On November 14, 1901, the respondent,-Laura Claiborne, was, at her suit, divorced by the superior court of King county, Washington, from the appellant. She was awarded the care and custody of a minor son. In the decree the court found, “that there is no community property or other property owned by either party to this action, requiring the interference of this court; . . . that the defendant is a very competent business man, and has heretofore been earning $250 per month, and is in good health; that $100 per month is a reasonable allowance for alimony for the plaintiff for the support of herself and younger son.” Thereupon a decree was entered which provided, among other things, as follows: “That the defendant pay to the plaintiff the sum of $100 per month commencing on January 1, 1902, and a like amount on the 1st day of each and every month thereafter *201for the support of herself and younger child, to continue in force until the further order of this court.” Thereafter on November 13, 1906, the defendant in that action, having been served with an order to show cause why the allowance made by the decree as stated above had not been paid as provided in that decree, filed a motion to vacate so much of the original decree of divorce as awarded alimony for the support of his divorced wife, and on November 16, 1906, filed a motion to vacate the order to show cause why he had not complied with the decree. Both of these motions were based upon the ground that the court rendering the decree of divorce had no jurisdiction to require the husband to support his divorced wife and child, and that such order was therefore void. These motions upon the hearing were denied, and the court, after hearing the application upon its merits, directed the defendant to turn over a certain insurance policy to the plaintiff. This appeal is prosecuted from that order.

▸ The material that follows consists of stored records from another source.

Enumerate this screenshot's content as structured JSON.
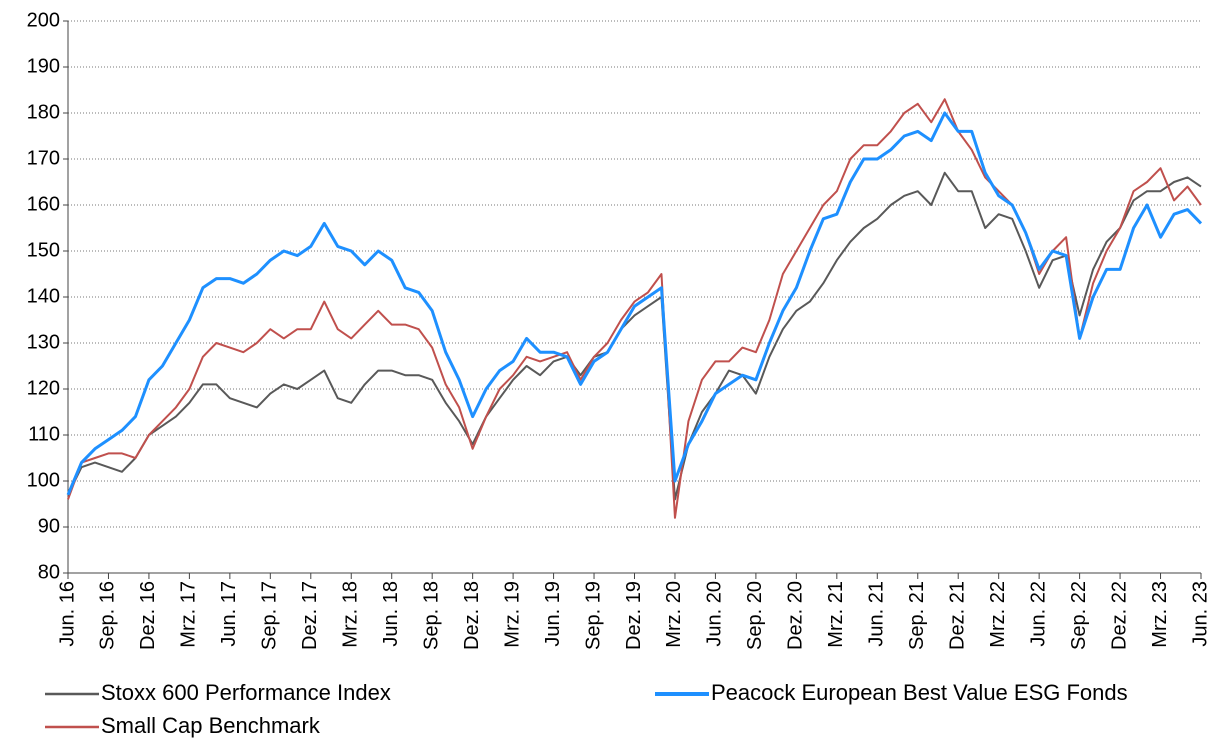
{
  "chart_data": {
    "type": "line",
    "categories": [
      "Jun. 16",
      null,
      null,
      "Sep. 16",
      null,
      null,
      "Dez. 16",
      null,
      null,
      "Mrz. 17",
      null,
      null,
      "Jun. 17",
      null,
      null,
      "Sep. 17",
      null,
      null,
      "Dez. 17",
      null,
      null,
      "Mrz. 18",
      null,
      null,
      "Jun. 18",
      null,
      null,
      "Sep. 18",
      null,
      null,
      "Dez. 18",
      null,
      null,
      "Mrz. 19",
      null,
      null,
      "Jun. 19",
      null,
      null,
      "Sep. 19",
      null,
      null,
      "Dez. 19",
      null,
      null,
      "Mrz. 20",
      null,
      null,
      "Jun. 20",
      null,
      null,
      "Sep. 20",
      null,
      null,
      "Dez. 20",
      null,
      null,
      "Mrz. 21",
      null,
      null,
      "Jun. 21",
      null,
      null,
      "Sep. 21",
      null,
      null,
      "Dez. 21",
      null,
      null,
      "Mrz. 22",
      null,
      null,
      "Jun. 22",
      null,
      null,
      "Sep. 22",
      null,
      null,
      "Dez. 22",
      null,
      null,
      "Mrz. 23",
      null,
      null,
      "Jun. 23"
    ],
    "series": [
      {
        "name": "Stoxx 600 Performance Index",
        "color": "#595959",
        "values": [
          97,
          103,
          104,
          103,
          102,
          105,
          110,
          112,
          114,
          117,
          121,
          121,
          118,
          117,
          116,
          119,
          121,
          120,
          122,
          124,
          118,
          117,
          121,
          124,
          124,
          123,
          123,
          122,
          117,
          113,
          108,
          114,
          118,
          122,
          125,
          123,
          126,
          127,
          123,
          127,
          128,
          133,
          136,
          138,
          140,
          96,
          108,
          115,
          119,
          124,
          123,
          119,
          127,
          133,
          137,
          139,
          143,
          148,
          152,
          155,
          157,
          160,
          162,
          163,
          160,
          167,
          163,
          163,
          155,
          158,
          157,
          150,
          142,
          148,
          149,
          136,
          146,
          152,
          155,
          161,
          163,
          163,
          165,
          166,
          164
        ]
      },
      {
        "name": "Peacock European Best Value ESG Fonds",
        "color": "#1e90ff",
        "values": [
          97,
          104,
          107,
          109,
          111,
          114,
          122,
          125,
          130,
          135,
          142,
          144,
          144,
          143,
          145,
          148,
          150,
          149,
          151,
          156,
          151,
          150,
          147,
          150,
          148,
          142,
          141,
          137,
          128,
          122,
          114,
          120,
          124,
          126,
          131,
          128,
          128,
          127,
          121,
          126,
          128,
          133,
          138,
          140,
          142,
          100,
          108,
          113,
          119,
          121,
          123,
          122,
          130,
          137,
          142,
          150,
          157,
          158,
          165,
          170,
          170,
          172,
          175,
          176,
          174,
          180,
          176,
          176,
          167,
          162,
          160,
          154,
          146,
          150,
          149,
          131,
          140,
          146,
          146,
          155,
          160,
          153,
          158,
          159,
          156
        ]
      },
      {
        "name": "Small Cap Benchmark",
        "color": "#c0504d",
        "values": [
          96,
          104,
          105,
          106,
          106,
          105,
          110,
          113,
          116,
          120,
          127,
          130,
          129,
          128,
          130,
          133,
          131,
          133,
          133,
          139,
          133,
          131,
          134,
          137,
          134,
          134,
          133,
          129,
          121,
          116,
          107,
          114,
          120,
          123,
          127,
          126,
          127,
          128,
          122,
          127,
          130,
          135,
          139,
          141,
          145,
          92,
          113,
          122,
          126,
          126,
          129,
          128,
          135,
          145,
          150,
          155,
          160,
          163,
          170,
          173,
          173,
          176,
          180,
          182,
          178,
          183,
          176,
          172,
          166,
          163,
          160,
          154,
          145,
          150,
          153,
          131,
          143,
          150,
          155,
          163,
          165,
          168,
          161,
          164,
          160
        ]
      }
    ],
    "ylim": [
      80,
      200
    ],
    "yticks": [
      80,
      90,
      100,
      110,
      120,
      130,
      140,
      150,
      160,
      170,
      180,
      190,
      200
    ],
    "grid": true
  }
}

The only question presented here upon the merits is whether that portion of the .decree of divorce awarding $100 per month to the wife for support of herself and minor child is void. In the case of State ex rel. Brown v. Brown, 31 Wash. 397, 72 Pac. 86, we affirmed a judgment enforcing a decree like the one in this case. It is true, the validity of the decree in that case was not discussed in the opinion or in the briefs of counsel. The validity of the original decree was apparently conceded. The statute, Bal. Code, at § 5723 (P. C. §■ 4637), provides that, “In granting a decree the court . . . shall make provision for the guardianship, custody, support, and education of the minor children of such marriage.” This means that the court may appoint a guardian for minor children, and that such guardian may be remunerated by order of the court. If the statute makes no provision for the support of -the divorced wife where there is no property and no children, it clearly makes provision for the support of minor children of divorced parties, and intends, at least, that where one *202of them is fitted for the care of the minor children and is appointed to care for them, such party may be rewarded for such care as fairly as a stranger might be. It must follow that, in addition to the actual requirements for the child, provision by way of remuneration may be made for the guardian. This may have been the sole purpose of the decree in this case. Where there is no property but where there are minor children of divorced parties, we are satisfied that the statute is broad enough to authorize the court to decree to either party having the care and custody of such children sufficient support for both the child and the guardian.
The original judgment therefore was not void, and the order appealed from must be affirmed.
Hadley, C. J., Crow, Root, Dunbar, and Rudkin, JJ., concur.